Now an established artist, Tom is conducting a contest on Facebook
to name his latest painting. I knew he had been doing this for some time, as
his artistry has graced the cover of many bay area racing programs. As i looked
at more of his pieces, I grew more impressed with his work.
“I began painting in 1993 as a way to relief the stress of
race riding,” Chapman said. “I was addicted to the adrenaline and was always
trying to get that high on my days off. It keeps me connected to the sport. I
do all kinds of other things but I do love horse racing the most.”
As a racing fan. I first heard of Tom as he carried the
hopes of Golden Gate Fields to the Kentucky Derby back in 1981 on a local horse
named Hoedown’s Day. Although they finished 12th in the 23 horse field, it
wasn‘t often a local pairing made it that far and was exciting nonetheless.
Hoedown was only one of his big horses. Chapman was aboard
Sea Cadet for a win in the 1991 El Camino Real Derby, Slew of Damascus when he
won the 1993 Bay Meadows Handicap and his favorite horse all time, Moment to
Buy, on who he won the 1984 Hollywood Oaks.
Over his 19 years riding, “Chappy” as he was affectionately
known, amassed 2,587 wins in over 20, 000 mounts. He won over 100 races 15
times with his best year coming in 1989 when he found the winners circle 248
times. Arguably, the years he rode was the deepest jockey colony that Golden
Gate Fields has seen my time following racing.
But as we all know all good things must come to an end and a
series of events in the mid 1990’s helped Chapman decide that he had rode long
In 1995 he suffered bruised ribs and a sore back from a
spill at Bay Meadows. He hurried back to track to ride one of his big horses,
Slew of Damascus the next weekend. Following a third place finish in that race,
Chapman began to realize his time as a jockey was winding down. As he explains on the “about this artist” page on his
website http://www.chapman-arts.com/about_tom.html, the desire to live and
raise a family over shadowed his career.
"It was 3 months before I could sleep in a bed. I slept
in a reclining chair instead. I got to thinking, . . . "Man, I'm over 40
now, . . . I'm out here taking these spills, and it sure takes a lot longer to
heal than it used to. I don't know if it's worth it anymore."

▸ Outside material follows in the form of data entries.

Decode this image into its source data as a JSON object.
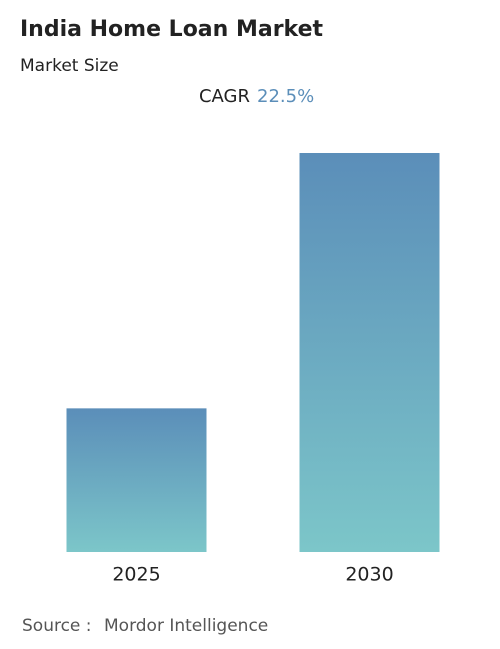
{
  "chart_data": {
    "type": "bar",
    "title": "India Home Loan Market",
    "subtitle": "Market Size",
    "cagr_label": "CAGR",
    "cagr_value": "22.5%",
    "categories": [
      "2025",
      "2030"
    ],
    "values": [
      36,
      100
    ],
    "gradient": [
      "#5b8eb9",
      "#7cc6c9"
    ],
    "source_label": "Source :",
    "source": "Mordor Intelligence"
  }
}
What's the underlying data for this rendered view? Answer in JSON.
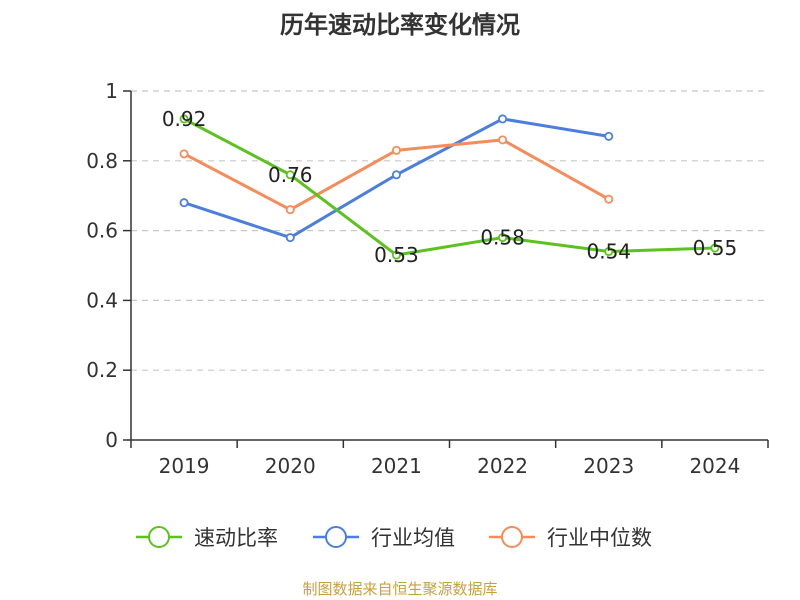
{
  "chart_data": {
    "type": "line",
    "title": "历年速动比率变化情况",
    "categories": [
      "2019",
      "2020",
      "2021",
      "2022",
      "2023",
      "2024"
    ],
    "ylim": [
      0,
      1
    ],
    "yticks": [
      "0",
      "0.2",
      "0.4",
      "0.6",
      "0.8",
      "1"
    ],
    "grid": true,
    "legend_position": "bottom",
    "series": [
      {
        "name": "速动比率",
        "color": "#5bc21e",
        "values": [
          0.92,
          0.76,
          0.53,
          0.58,
          0.54,
          0.55
        ],
        "labels": [
          "0.92",
          "0.76",
          "0.53",
          "0.58",
          "0.54",
          "0.55"
        ]
      },
      {
        "name": "行业均值",
        "color": "#4c7fdb",
        "values": [
          0.68,
          0.58,
          0.76,
          0.92,
          0.87,
          null
        ]
      },
      {
        "name": "行业中位数",
        "color": "#f58c5a",
        "values": [
          0.82,
          0.66,
          0.83,
          0.86,
          0.69,
          null
        ]
      }
    ]
  },
  "footer": {
    "source": "制图数据来自恒生聚源数据库"
  }
}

The clincher came on a Friday night after the races at Bay Meadows.
I came home, and my wife Katherine began telling me about a conversation she'd
had with our 10 year old son earlier that evening. She said about 10:00 p.m. he
had come into our room, and asked her why I hadn't come home yet. She told him
I was riding in the later races, and just hadn't gotten home yet. He actually
asked her if I had died in a crash, and she just didn't want to tell him.
When she told me
that, it brought tears to my eyes. I didn't realize how much he worried about
me being injured, or worse. It just hit me. I decided right then, something was
going to be forever changed. Now, . . . I just needed to figure out
"how" to make that happen. I decided to finish out the meet there at
Bay Meadows, and then I would retire."
So in 1996, Chapman hung up the silks and brought out his
brush full time. What began as a hobby has now become a career and that, along
with a reborn family life, is the greatest victory an athlete can ever have.